Classic Love Story Selection: Ancient Greek love myths

In all love stories, there are both winners and losers. This love story from ancient Greece is one such example. In a certain sense, the love that the handsome youth Adonis felt for himself was no less deep than the love Venus had for him. The only difference was that Venus’s love for him was something society could tolerate, despite a slight difference in status and position. However, Adonis’s passionate love for himself was difficult for others to understand. In fact, this behavior was later labeled “narcissism,” and in psychological research, it is classified as a type of pathological condition. This is quite unfair to the youth himself, for all love, as long as it is love, should not be dismissed or scorned by people.

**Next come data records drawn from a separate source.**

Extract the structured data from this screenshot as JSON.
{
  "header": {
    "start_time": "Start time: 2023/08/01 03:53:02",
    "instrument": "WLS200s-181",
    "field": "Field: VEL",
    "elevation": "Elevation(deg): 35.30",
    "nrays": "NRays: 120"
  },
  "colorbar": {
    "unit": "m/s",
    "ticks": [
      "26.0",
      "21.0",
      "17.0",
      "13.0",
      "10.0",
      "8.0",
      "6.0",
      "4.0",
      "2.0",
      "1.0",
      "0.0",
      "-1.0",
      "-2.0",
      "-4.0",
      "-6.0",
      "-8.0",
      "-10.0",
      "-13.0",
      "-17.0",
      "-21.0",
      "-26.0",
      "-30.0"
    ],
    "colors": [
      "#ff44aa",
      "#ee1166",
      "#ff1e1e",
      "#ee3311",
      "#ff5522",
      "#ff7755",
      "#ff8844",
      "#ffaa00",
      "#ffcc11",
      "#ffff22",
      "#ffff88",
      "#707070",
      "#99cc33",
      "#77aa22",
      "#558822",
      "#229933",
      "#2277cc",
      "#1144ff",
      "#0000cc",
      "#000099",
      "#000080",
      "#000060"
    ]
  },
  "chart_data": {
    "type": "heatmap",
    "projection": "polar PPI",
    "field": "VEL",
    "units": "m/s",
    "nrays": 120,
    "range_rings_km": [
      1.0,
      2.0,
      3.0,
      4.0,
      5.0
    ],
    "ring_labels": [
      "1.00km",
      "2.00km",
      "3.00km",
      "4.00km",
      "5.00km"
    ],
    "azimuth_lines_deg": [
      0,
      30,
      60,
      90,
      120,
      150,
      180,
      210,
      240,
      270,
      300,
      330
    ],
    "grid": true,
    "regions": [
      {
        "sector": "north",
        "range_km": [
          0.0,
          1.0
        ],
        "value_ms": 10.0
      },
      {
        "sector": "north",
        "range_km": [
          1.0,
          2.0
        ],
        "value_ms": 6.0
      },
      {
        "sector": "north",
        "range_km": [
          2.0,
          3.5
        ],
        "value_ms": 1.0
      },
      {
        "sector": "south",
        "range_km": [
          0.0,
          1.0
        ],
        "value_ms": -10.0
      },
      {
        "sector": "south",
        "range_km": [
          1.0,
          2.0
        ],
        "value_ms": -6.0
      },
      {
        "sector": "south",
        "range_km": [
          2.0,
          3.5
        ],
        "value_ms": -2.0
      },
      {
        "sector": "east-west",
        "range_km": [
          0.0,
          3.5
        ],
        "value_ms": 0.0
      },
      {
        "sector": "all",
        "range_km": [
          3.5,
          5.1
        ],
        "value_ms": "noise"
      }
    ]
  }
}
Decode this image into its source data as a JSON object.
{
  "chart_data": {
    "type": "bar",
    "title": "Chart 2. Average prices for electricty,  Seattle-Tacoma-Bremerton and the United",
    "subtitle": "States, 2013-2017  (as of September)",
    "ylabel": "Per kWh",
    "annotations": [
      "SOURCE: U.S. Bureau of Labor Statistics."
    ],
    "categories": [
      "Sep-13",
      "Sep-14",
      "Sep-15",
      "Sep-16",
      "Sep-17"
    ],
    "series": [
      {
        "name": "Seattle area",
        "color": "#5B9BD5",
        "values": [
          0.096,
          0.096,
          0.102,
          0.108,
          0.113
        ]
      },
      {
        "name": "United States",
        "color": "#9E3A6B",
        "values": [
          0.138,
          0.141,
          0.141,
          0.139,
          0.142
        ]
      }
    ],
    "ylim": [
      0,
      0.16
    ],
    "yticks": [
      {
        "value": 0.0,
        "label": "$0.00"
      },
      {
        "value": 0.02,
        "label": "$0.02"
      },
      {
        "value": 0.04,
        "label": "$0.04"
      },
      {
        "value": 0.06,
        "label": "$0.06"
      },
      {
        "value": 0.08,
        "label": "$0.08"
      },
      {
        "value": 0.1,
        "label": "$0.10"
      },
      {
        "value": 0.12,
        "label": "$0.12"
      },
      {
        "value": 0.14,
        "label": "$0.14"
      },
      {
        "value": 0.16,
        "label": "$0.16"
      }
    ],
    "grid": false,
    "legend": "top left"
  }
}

Of course, Venus’s love for this beautiful youth was also admirable. Her relentless pursuit, her urgent desire, is something that many of today’s proud and self-satisfied young women would find hard to understand. In modern slang, one might say, “If being a goddess means falling for someone like this, I’d rather not be one.”

Venus, who was utterly infatuated, met with the indifference and cold-heartedness of Adonis. From her perspective, she had simply fallen for the wrong person. But what could she do? Love is not about right or wrong; she just loved him, and there was no way around it. Venus used every method she could think of, and the descriptions of desire in the story are so intense that even today’s men and women might find them provocative. But don’t get the wrong idea—this was Venus expressing her love, and it has nothing to do with lust.

This story opened up a broader space for later love literature. In a certain sense, Adonis was not in love with himself but with a third party. In an even broader sense, all later literary works about love triangles—or even love quadrangles and pentagons—can be traced back to the story of “Venus and Adonis.”